Cherry made a sound of exasperation. “Mum, you could leave Croydon, you know.”

“Never. Born here. It’s in me blood. No better place as far as I’m concerned.”

This declaration made Cherry fidgety again and anxious to speed the evening along.

To think she could’ve been at the Cavendishes’ beautiful house tonight.

She had desperately wanted to accept Laura’s dinner invitation, but she knew that canceling the visit to her mother was just too complicated.

It would only have prolonged the agony, anyway, as she would’ve had to have found another date.

Cherry had already invented something she had to get away for—meeting a couple of friends for drinks—and had told her mum on the phone before she’d even arrived.

She surreptitiously checked her watch. She could start making sounds in about ten minutes.

Croydon was so far out, it could legitimately take ages to get anywhere else in London.

In actual fact, she was going home to figure out what to wear the next day—an outfit that had to cover the evening too.

Something that would be suitable for “supper” with Mr. and Mrs.
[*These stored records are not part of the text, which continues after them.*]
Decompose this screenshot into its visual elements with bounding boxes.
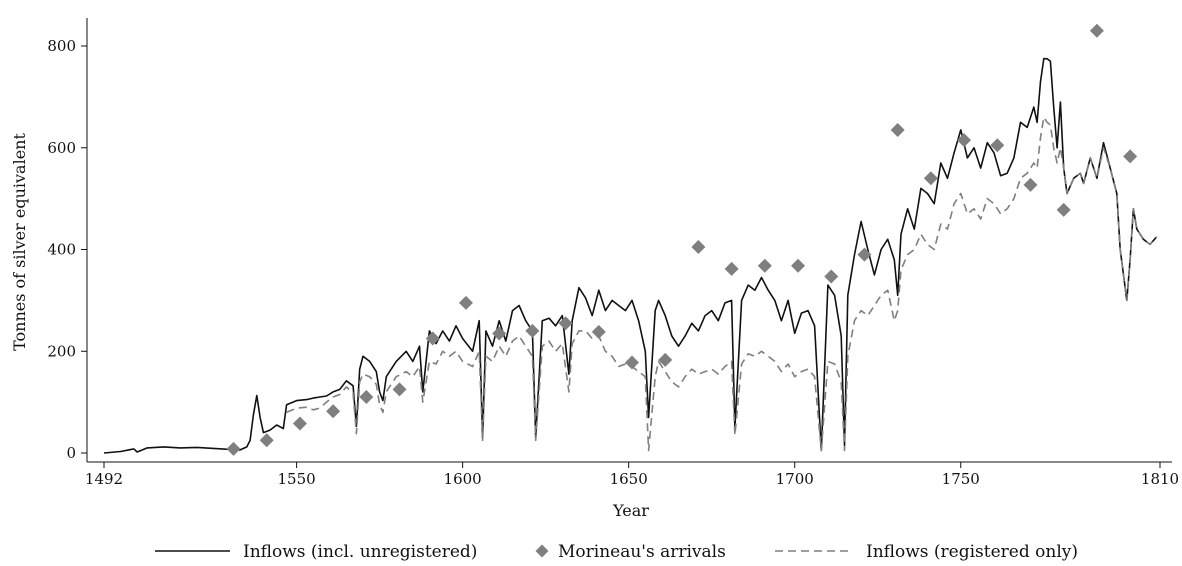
morineau-arrival-point xyxy=(691,239,706,254)
morineau-arrival-point xyxy=(957,133,972,148)
morineau-arrival-point xyxy=(1023,177,1038,192)
morineau-arrival-point xyxy=(591,324,606,339)
morineau-arrival-point xyxy=(857,247,872,262)
x-tick-label: 1550 xyxy=(278,470,316,488)
morineau-arrival-point xyxy=(259,433,274,448)
morineau-arrival-point xyxy=(890,122,905,137)
morineau-arrival-point xyxy=(658,352,673,367)
x-axis-label: Year xyxy=(612,501,649,520)
plot-area xyxy=(103,23,1158,456)
morineau-arrival-point xyxy=(923,171,938,186)
y-tick-label: 800 xyxy=(47,37,76,55)
morineau-arrival-point xyxy=(425,331,440,346)
morineau-arrival-point xyxy=(824,269,839,284)
morineau-arrival-point xyxy=(326,404,341,419)
y-tick-label: 200 xyxy=(47,342,76,360)
legend: Inflows (incl. unregistered) Morineau's a… xyxy=(155,542,1078,562)
axes: 0 200 400 600 800 1492 1550 1600 1650 1700 1750 181… xyxy=(47,18,1179,488)
legend-marker-morineau xyxy=(535,544,549,558)
legend-label: Inflows (registered only) xyxy=(866,542,1078,562)
x-tick-label: 1750 xyxy=(942,470,980,488)
morineau-arrival-point xyxy=(226,441,241,456)
morineau-arrival-point xyxy=(625,355,639,370)
series-line-inflows xyxy=(103,57,1158,454)
y-tick-label: 600 xyxy=(47,139,76,157)
x-tick-label: 1492 xyxy=(85,470,123,488)
morineau-arrival-point xyxy=(990,138,1005,153)
morineau-arrival-point xyxy=(492,326,507,341)
morineau-arrival-point xyxy=(292,416,307,431)
morineau-arrival-point xyxy=(1123,149,1138,164)
morineau-arrival-point xyxy=(458,295,473,310)
morineau-arrival-point xyxy=(1056,202,1071,217)
x-tick-label: 1650 xyxy=(610,470,648,488)
morineau-arrival-point xyxy=(359,390,374,405)
series-line-registered xyxy=(286,116,1158,452)
morineau-arrival-point xyxy=(525,323,540,338)
x-tick-label: 1600 xyxy=(444,470,482,488)
x-tick-label: 1700 xyxy=(776,470,814,488)
y-tick-label: 0 xyxy=(66,444,76,462)
morineau-arrival-point xyxy=(757,258,772,273)
morineau-arrival-point xyxy=(791,258,806,273)
morineau-arrival-point xyxy=(1089,23,1104,38)
y-tick-label: 400 xyxy=(47,241,76,259)
morineau-arrival-point xyxy=(558,316,573,331)
x-tick-label: 1810 xyxy=(1141,470,1179,488)
morineau-arrival-point xyxy=(724,261,739,276)
legend-label: Inflows (incl. unregistered) xyxy=(243,542,477,562)
morineau-arrival-point xyxy=(392,382,407,397)
y-axis-label: Tonnes of silver equivalent xyxy=(10,133,29,351)
legend-label: Morineau's arrivals xyxy=(558,542,726,562)
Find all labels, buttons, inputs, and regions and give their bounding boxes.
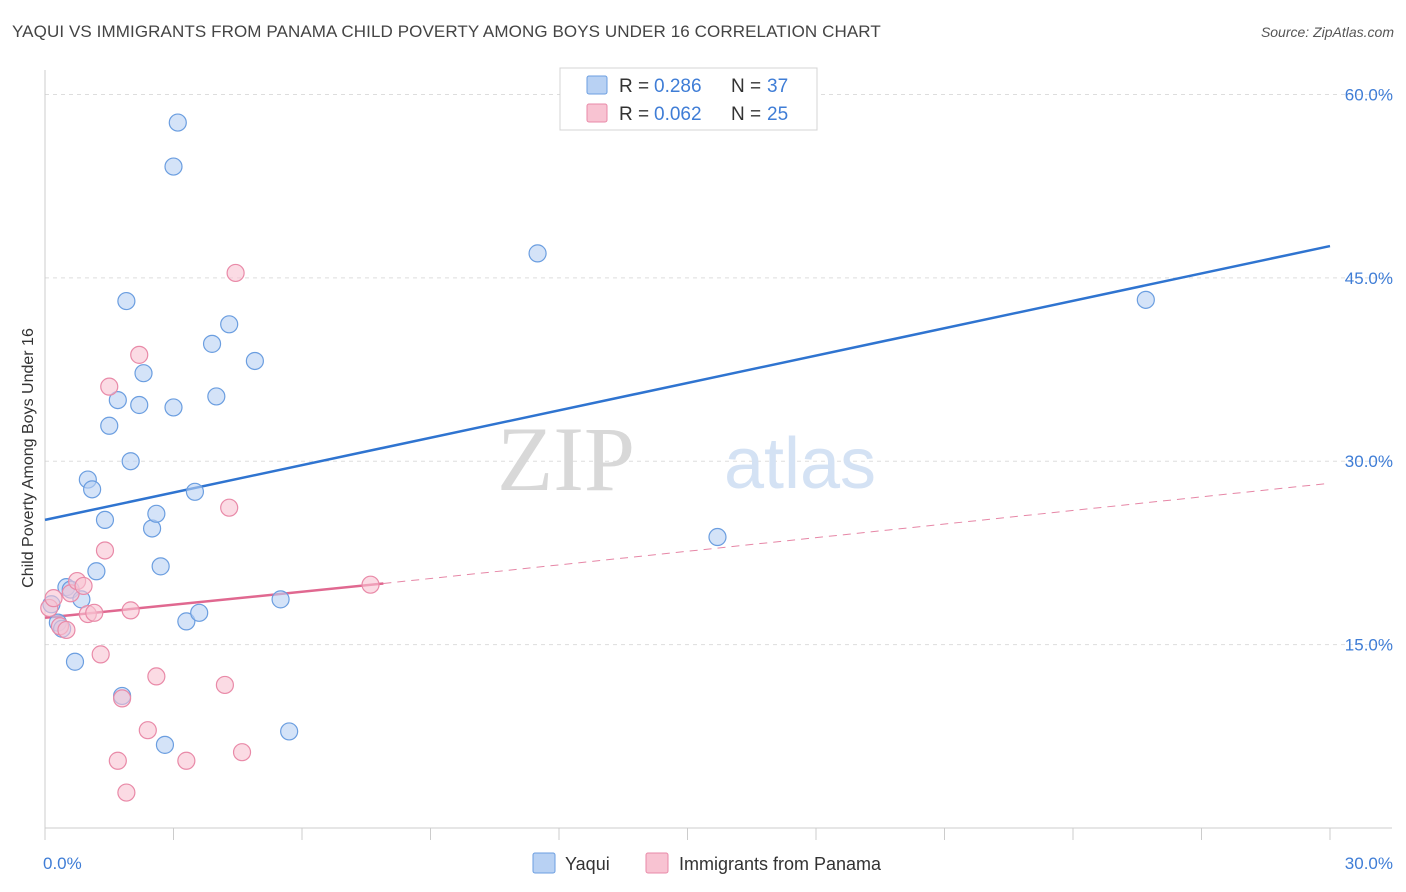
y-axis-title: Child Poverty Among Boys Under 16 [20,328,37,588]
point-blue [207,387,226,406]
grid-lines [45,93,1392,646]
point-blue [83,480,102,499]
point-pink [220,498,239,517]
y-tick-label: 45.0% [1345,269,1393,288]
legend: R = 0.286 N = 37 R = 0.062 N = 25 [559,67,818,131]
point-pink [85,603,104,622]
point-blue [108,390,127,410]
point-pink [108,751,127,770]
watermark-atlas: atlas [724,424,876,504]
point-blue [202,334,222,353]
point-blue [155,735,175,754]
point-blue [134,364,153,383]
point-pink [95,541,115,560]
point-blue [177,612,196,631]
point-pink [226,263,245,283]
legend-n-label: N = [731,104,761,125]
point-pink [130,345,149,364]
point-pink [138,721,157,740]
point-blue [87,562,106,581]
point-blue [121,452,140,471]
point-blue [100,416,119,435]
point-blue [168,113,187,132]
point-blue [95,510,115,530]
axes [44,70,1392,840]
legend-n-label: N = [731,76,761,97]
legend-r-label: R = [619,104,649,125]
point-pink [112,689,132,708]
bottom-legend-swatch-yaqui [532,852,556,874]
bottom-legend-label-panama: Immigrants from Panama [679,854,882,874]
watermark: ZIP atlas [497,408,876,510]
trend-line-blue [44,244,1331,522]
point-blue [271,590,290,609]
point-blue [151,557,170,576]
point-blue [1136,290,1155,309]
point-blue [280,722,299,741]
point-blue [245,351,264,371]
point-pink [232,743,252,762]
point-blue [185,482,205,501]
point-blue [164,398,183,417]
legend-r-label: R = [619,76,649,97]
point-blue [220,315,239,334]
point-pink [100,377,119,396]
point-pink [91,645,110,664]
point-blue [117,291,136,311]
tick-labels: 15.0% 30.0% 45.0% 60.0% 0.0% 30.0% [43,85,1393,873]
chart-source: Source: ZipAtlas.com [1260,24,1394,40]
legend-n-value: 37 [767,76,788,97]
y-tick-label: 60.0% [1345,85,1393,104]
point-blue [164,157,183,176]
x-tick-label: 0.0% [43,854,82,873]
legend-r-value: 0.062 [654,104,702,125]
trend-extension-pink [383,482,1331,584]
chart-title: YAQUI VS IMMIGRANTS FROM PANAMA CHILD PO… [12,22,881,41]
point-blue [708,527,727,547]
legend-swatch-yaqui [586,75,608,95]
legend-swatch-panama [586,103,608,123]
x-tick-label: 30.0% [1345,854,1393,873]
y-tick-label: 30.0% [1345,452,1393,471]
legend-n-value: 25 [767,104,788,125]
bottom-legend: Yaqui Immigrants from Panama [532,852,882,874]
point-pink [74,576,93,596]
point-pink [117,783,136,802]
point-blue [65,652,85,671]
point-pink [57,620,76,640]
watermark-zip: ZIP [497,408,635,510]
bottom-legend-label-yaqui: Yaqui [565,854,610,874]
point-pink [177,751,196,770]
point-pink [215,675,234,695]
point-pink [44,589,63,608]
y-tick-label: 15.0% [1345,636,1393,655]
point-blue [528,244,547,263]
point-pink [121,601,140,620]
point-pink [361,575,380,594]
bottom-legend-swatch-panama [645,852,669,874]
point-blue [130,395,149,415]
point-blue [147,504,166,523]
legend-r-value: 0.286 [654,76,702,97]
data-points [40,113,1155,802]
point-pink [147,667,166,686]
point-blue [190,603,209,622]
Cavendish.

(“Supper” didn’t sound so bad now.) Daniel had said not to worry about what she wore, but, of course, that was ridiculous .
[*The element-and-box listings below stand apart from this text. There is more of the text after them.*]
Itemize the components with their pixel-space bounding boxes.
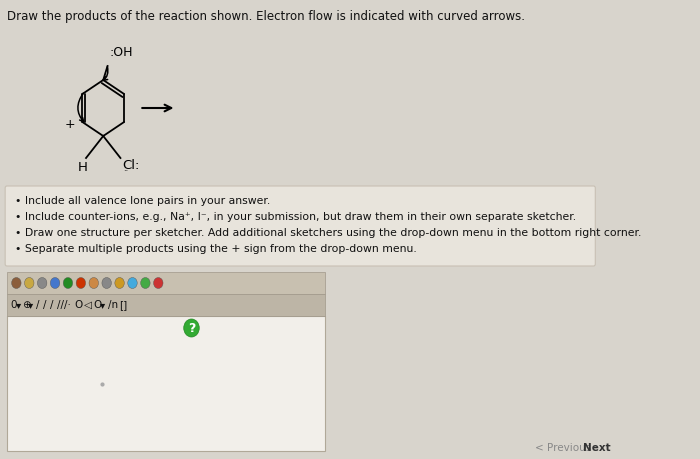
- Circle shape: [63, 278, 73, 289]
- Bar: [7, 272, 326, 294]
- Text: • Separate multiple products using the + sign from the drop-down menu.: • Separate multiple products using the +…: [15, 244, 417, 254]
- Text: /: /: [43, 300, 46, 310]
- Text: Cl:: Cl:: [122, 159, 139, 172]
- Text: ⊕: ⊕: [22, 300, 31, 310]
- Text: //: //: [57, 300, 64, 310]
- Text: ◁: ◁: [84, 300, 92, 310]
- Circle shape: [127, 278, 137, 289]
- FancyArrowPatch shape: [78, 93, 84, 122]
- Text: • Include counter-ions, e.g., Na⁺, I⁻, in your submission, but draw them in thei: • Include counter-ions, e.g., Na⁺, I⁻, i…: [15, 212, 577, 222]
- Text: ▾: ▾: [27, 300, 33, 310]
- Text: O: O: [74, 300, 82, 310]
- Circle shape: [50, 278, 60, 289]
- Text: Draw the products of the reaction shown. Electron flow is indicated with curved : Draw the products of the reaction shown.…: [7, 10, 525, 23]
- Circle shape: [141, 278, 150, 289]
- FancyArrowPatch shape: [104, 67, 108, 80]
- Circle shape: [115, 278, 125, 289]
- Circle shape: [102, 278, 111, 289]
- Text: • Draw one structure per sketcher. Add additional sketchers using the drop-down : • Draw one structure per sketcher. Add a…: [15, 228, 642, 238]
- Text: ▾: ▾: [100, 300, 105, 310]
- Circle shape: [153, 278, 163, 289]
- Text: ··: ··: [123, 167, 128, 176]
- Text: O: O: [93, 300, 102, 310]
- Text: :OH: :OH: [109, 46, 133, 59]
- Text: []: []: [119, 300, 127, 310]
- Text: /n: /n: [108, 300, 118, 310]
- Text: /·: /·: [64, 300, 71, 310]
- Text: Next: Next: [583, 443, 611, 453]
- Bar: [7, 316, 326, 451]
- Text: 0: 0: [10, 300, 17, 310]
- Text: /: /: [50, 300, 53, 310]
- Circle shape: [89, 278, 99, 289]
- Circle shape: [25, 278, 34, 289]
- Text: < Previous: < Previous: [535, 443, 591, 453]
- Text: ▾: ▾: [15, 300, 21, 310]
- Circle shape: [76, 278, 85, 289]
- Text: H: H: [78, 161, 88, 174]
- Text: ?: ?: [188, 321, 195, 335]
- Circle shape: [37, 278, 47, 289]
- Text: • Include all valence lone pairs in your answer.: • Include all valence lone pairs in your…: [15, 196, 271, 206]
- Text: +: +: [65, 118, 76, 130]
- Text: /: /: [36, 300, 40, 310]
- Circle shape: [12, 278, 21, 289]
- FancyBboxPatch shape: [5, 186, 595, 266]
- Circle shape: [183, 319, 199, 337]
- Bar: [7, 294, 326, 316]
“Anyway, maybe I’d win enough to buy one of them big mansions on that Webb Estate.”

Cherry stiffened.

“You ever hear from Nicolas?” Wendy said, feigning nonchalance.

“No.”

“I suppose it’s to be expected.” She sounded reassured, as if her suspicions had been proven right, and it made Cherry bridle.

“What do you mean?”

“You know, he was a bit different, wasn’t he?”

“Different how?” she said dangerously.